PANORAMA ATUAL DA SITUAÇÃO DOS TRABALHADORES SUBMETIDOS ÀS CONDIÇÕES ANALÁGOAS Á DE ESCRAVO NO BRASIL
Atualmente, estima-se que o país tem 155,3 mil pessoas em situação análoga à escravidão, segundo o relatórioÍndice de Escravidão Global 2014, da Fundação WalkFree, divulgado em 17.11.2014[1], tais dados constituem uma realidade de grave violação aos direitos humanos, que envergonham não somente brasileiros, mas toda a comunidade internacional.
Além disso, o Ministério do Trabalho Emprego (MTE), divulgou em 13.05.2014 um balanço do trabalho escravo em 2013[2], que apontam um recorde em ações fiscais e resgate,num total de 2.063 trabalhadores em situação análoga a de escravo, efetuadas em 179 operações realizadas em todo país.
Apesar de o trabalho escravo estar geralmente associado ao campo e agropecuária, essa realidade vem se transformando.
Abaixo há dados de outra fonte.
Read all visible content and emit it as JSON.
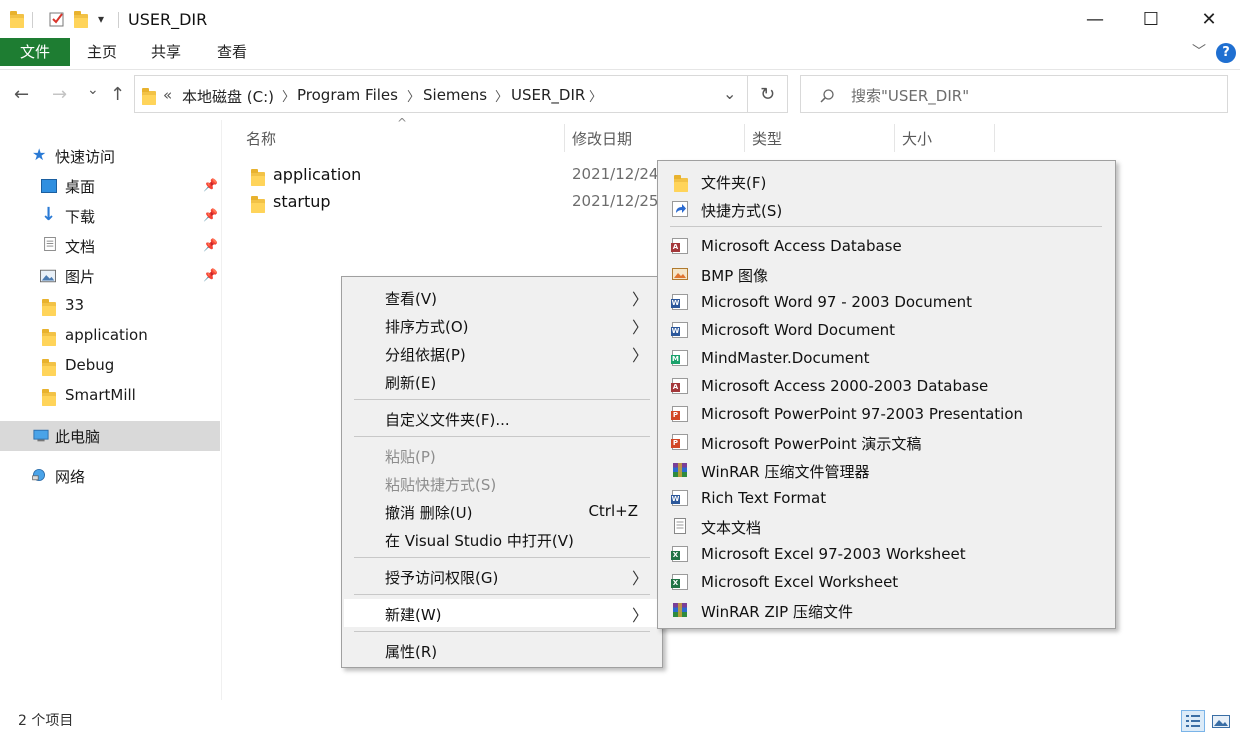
{
  "window": {
    "title": "USER_DIR",
    "minimize": "—",
    "maximize": "☐",
    "close": "✕"
  },
  "ribbon": {
    "tabs": [
      "文件",
      "主页",
      "共享",
      "查看"
    ],
    "expand": "﹀",
    "help": "?"
  },
  "address": {
    "back": "←",
    "forward": "→",
    "recent": "⌄",
    "up": "↑",
    "overflow": "«",
    "crumbs": [
      "本地磁盘 (C:)",
      "Program Files",
      "Siemens",
      "USER_DIR"
    ],
    "dropdown": "⌄",
    "refresh": "↻",
    "search_placeholder": "搜索\"USER_DIR\""
  },
  "sidebar": {
    "items": [
      {
        "label": "快速访问",
        "icon": "star-icon",
        "pinned": false
      },
      {
        "label": "桌面",
        "icon": "desktop-icon",
        "pinned": true
      },
      {
        "label": "下载",
        "icon": "download-icon",
        "pinned": true
      },
      {
        "label": "文档",
        "icon": "document-icon",
        "pinned": true
      },
      {
        "label": "图片",
        "icon": "picture-icon",
        "pinned": true
      },
      {
        "label": "33",
        "icon": "folder-icon",
        "pinned": false
      },
      {
        "label": "application",
        "icon": "folder-icon",
        "pinned": false
      },
      {
        "label": "Debug",
        "icon": "folder-icon",
        "pinned": false
      },
      {
        "label": "SmartMill",
        "icon": "folder-icon",
        "pinned": false
      },
      {
        "label": "此电脑",
        "icon": "computer-icon",
        "pinned": false
      },
      {
        "label": "网络",
        "icon": "network-icon",
        "pinned": false
      }
    ]
  },
  "columns": {
    "name": "名称",
    "date": "修改日期",
    "type": "类型",
    "size": "大小",
    "sort": "^"
  },
  "files": [
    {
      "name": "application",
      "date": "2021/12/24"
    },
    {
      "name": "startup",
      "date": "2021/12/25"
    }
  ],
  "context_menu": {
    "items": [
      {
        "label": "查看(V)",
        "submenu": true
      },
      {
        "label": "排序方式(O)",
        "submenu": true
      },
      {
        "label": "分组依据(P)",
        "submenu": true
      },
      {
        "label": "刷新(E)"
      },
      {
        "label": "自定义文件夹(F)..."
      },
      {
        "label": "粘贴(P)",
        "disabled": true
      },
      {
        "label": "粘贴快捷方式(S)",
        "disabled": true
      },
      {
        "label": "撤消 删除(U)",
        "accel": "Ctrl+Z"
      },
      {
        "label": "在 Visual Studio 中打开(V)"
      },
      {
        "label": "授予访问权限(G)",
        "submenu": true
      },
      {
        "label": "新建(W)",
        "submenu": true
      },
      {
        "label": "属性(R)"
      }
    ],
    "arrow": "〉"
  },
  "new_submenu": {
    "items": [
      {
        "label": "文件夹(F)",
        "icon": "folder-icon"
      },
      {
        "label": "快捷方式(S)",
        "icon": "shortcut-icon"
      },
      {
        "label": "Microsoft Access Database",
        "icon": "access-icon",
        "color": "#a4373a"
      },
      {
        "label": "BMP 图像",
        "icon": "bmp-icon",
        "color": "#e0752e"
      },
      {
        "label": "Microsoft Word 97 - 2003 Document",
        "icon": "word-icon",
        "color": "#2b579a"
      },
      {
        "label": "Microsoft Word Document",
        "icon": "word-icon",
        "color": "#2b579a"
      },
      {
        "label": "MindMaster.Document",
        "icon": "mindmaster-icon",
        "color": "#1aa26c"
      },
      {
        "label": "Microsoft Access 2000-2003 Database",
        "icon": "access-icon",
        "color": "#a4373a"
      },
      {
        "label": "Microsoft PowerPoint 97-2003 Presentation",
        "icon": "powerpoint-icon",
        "color": "#d24726"
      },
      {
        "label": "Microsoft PowerPoint 演示文稿",
        "icon": "powerpoint-icon",
        "color": "#d24726"
      },
      {
        "label": "WinRAR 压缩文件管理器",
        "icon": "winrar-icon",
        "color": "#7a3f98"
      },
      {
        "label": "Rich Text Format",
        "icon": "rtf-icon",
        "color": "#2b579a"
      },
      {
        "label": "文本文档",
        "icon": "text-icon",
        "color": "#777777"
      },
      {
        "label": "Microsoft Excel 97-2003 Worksheet",
        "icon": "excel-icon",
        "color": "#217346"
      },
      {
        "label": "Microsoft Excel Worksheet",
        "icon": "excel-icon",
        "color": "#217346"
      },
      {
        "label": "WinRAR ZIP 压缩文件",
        "icon": "winrar-zip-icon",
        "color": "#7a3f98"
      }
    ]
  },
  "status": {
    "count": "2 个项目"
  }
}
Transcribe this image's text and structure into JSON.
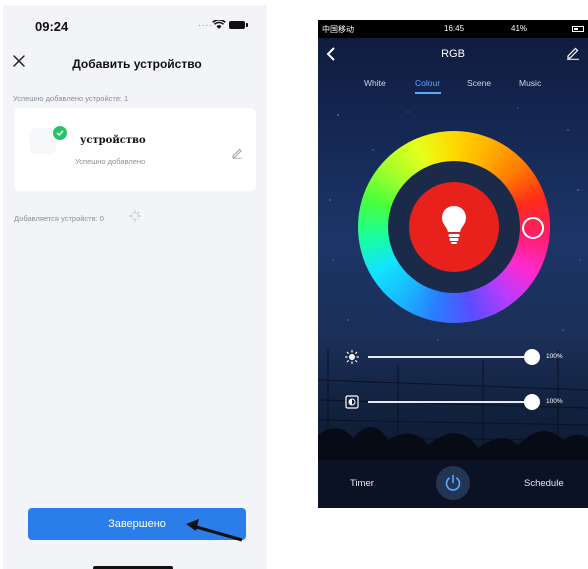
{
  "left_screen": {
    "status_bar": {
      "time": "09:24",
      "dots": "...."
    },
    "header": {
      "title": "Добавить устройство"
    },
    "success_count": "Успешно добавлено устройств: 1",
    "device": {
      "name": "устройство",
      "status": "Успешно добавлено"
    },
    "adding_count": "Добавляется устройств: 0",
    "done_button": "Завершено",
    "colors": {
      "accent": "#2b7de9",
      "success": "#27c26b"
    }
  },
  "right_screen": {
    "status_bar": {
      "carrier": "中国移动",
      "time": "16:45",
      "status": "41%"
    },
    "header": {
      "title": "RGB"
    },
    "tabs": [
      {
        "label": "White",
        "active": false
      },
      {
        "label": "Colour",
        "active": true
      },
      {
        "label": "Scene",
        "active": false
      },
      {
        "label": "Music",
        "active": false
      }
    ],
    "brightness": {
      "value": 1.0,
      "label": "100%"
    },
    "saturation": {
      "value": 1.0,
      "label": "100%"
    },
    "bottom": {
      "timer": "Timer",
      "schedule": "Schedule"
    },
    "colors": {
      "selected": "#e8211c",
      "accent": "#5aa9ff"
    }
  }
}
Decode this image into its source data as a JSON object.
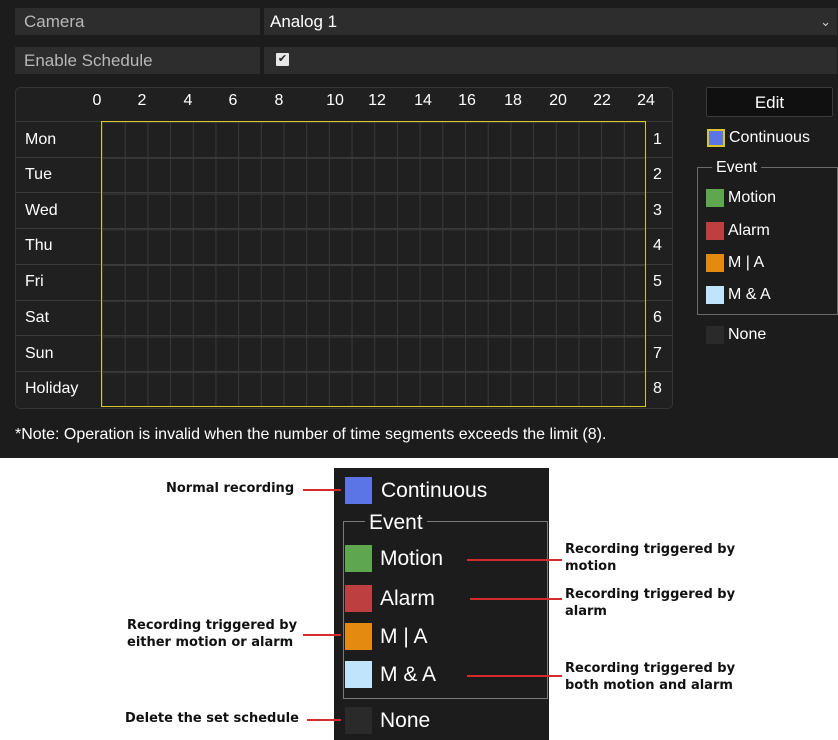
{
  "camera": {
    "label": "Camera",
    "value": "Analog 1"
  },
  "enable_schedule": {
    "label": "Enable Schedule",
    "checked": true,
    "check_glyph": "✔"
  },
  "schedule": {
    "hours": [
      "0",
      "2",
      "4",
      "6",
      "8",
      "10",
      "12",
      "14",
      "16",
      "18",
      "20",
      "22",
      "24"
    ],
    "days": [
      {
        "label": "Mon",
        "num": "1"
      },
      {
        "label": "Tue",
        "num": "2"
      },
      {
        "label": "Wed",
        "num": "3"
      },
      {
        "label": "Thu",
        "num": "4"
      },
      {
        "label": "Fri",
        "num": "5"
      },
      {
        "label": "Sat",
        "num": "6"
      },
      {
        "label": "Sun",
        "num": "7"
      },
      {
        "label": "Holiday",
        "num": "8"
      }
    ],
    "grid_border_color": "#d8c728"
  },
  "edit_button": "Edit",
  "legend": {
    "continuous": {
      "label": "Continuous",
      "color": "#5b74e6"
    },
    "event_title": "Event",
    "motion": {
      "label": "Motion",
      "color": "#5fa74f"
    },
    "alarm": {
      "label": "Alarm",
      "color": "#bd3f3f"
    },
    "m_or_a": {
      "label": "M | A",
      "color": "#e58a10"
    },
    "m_and_a": {
      "label": "M & A",
      "color": "#bfe4fb"
    },
    "none": {
      "label": "None",
      "color": "#2a2a2a"
    }
  },
  "note": "*Note: Operation is invalid when the number of time segments exceeds the limit (8).",
  "annotations": {
    "normal": "Normal recording",
    "motion": [
      "Recording triggered by",
      "motion"
    ],
    "alarm": [
      "Recording triggered by",
      "alarm"
    ],
    "either": [
      "Recording triggered by",
      "either motion or alarm"
    ],
    "both": [
      "Recording triggered by",
      "both motion and alarm"
    ],
    "delete": "Delete the set schedule"
  }
}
O mesmo relatório do MTE, mostra que, em 2013, pela primeira vez o número de libertações de trabalhadores na cidade foi maior que o da área rural. Um dos motivos apontados é o aumento da demanda na construção civil no Brasil.
Sobre o trabalho escravo contemporâneo, o Procurador doTrabalho Ronaldo Lima dos Santos destaca suas diferentes denominações:
“Independentemente da denominação adotada – “trabalho escravo contemporâneo”, “escravidão por divida”, “trabalho forçado”, “trabalho obrigatório”, “redução à condição análoga à de escravo” [...] – em todas as hipóteses levantadas, constatamos flagrantemente a sempre presença de vícios de vontade, seja no início da arregimentação do trabalhador, no começo da prestação de serviços, no curso da relação de trabalho a até mesmo por ocasião do seu termino. Os mais diversos métodos de coação, simulação, fraude, dolo, indução ao erro, são empregados para cercear a vontade do empregado e obriga-lo à prestação de serviços contra sua vontade”[3]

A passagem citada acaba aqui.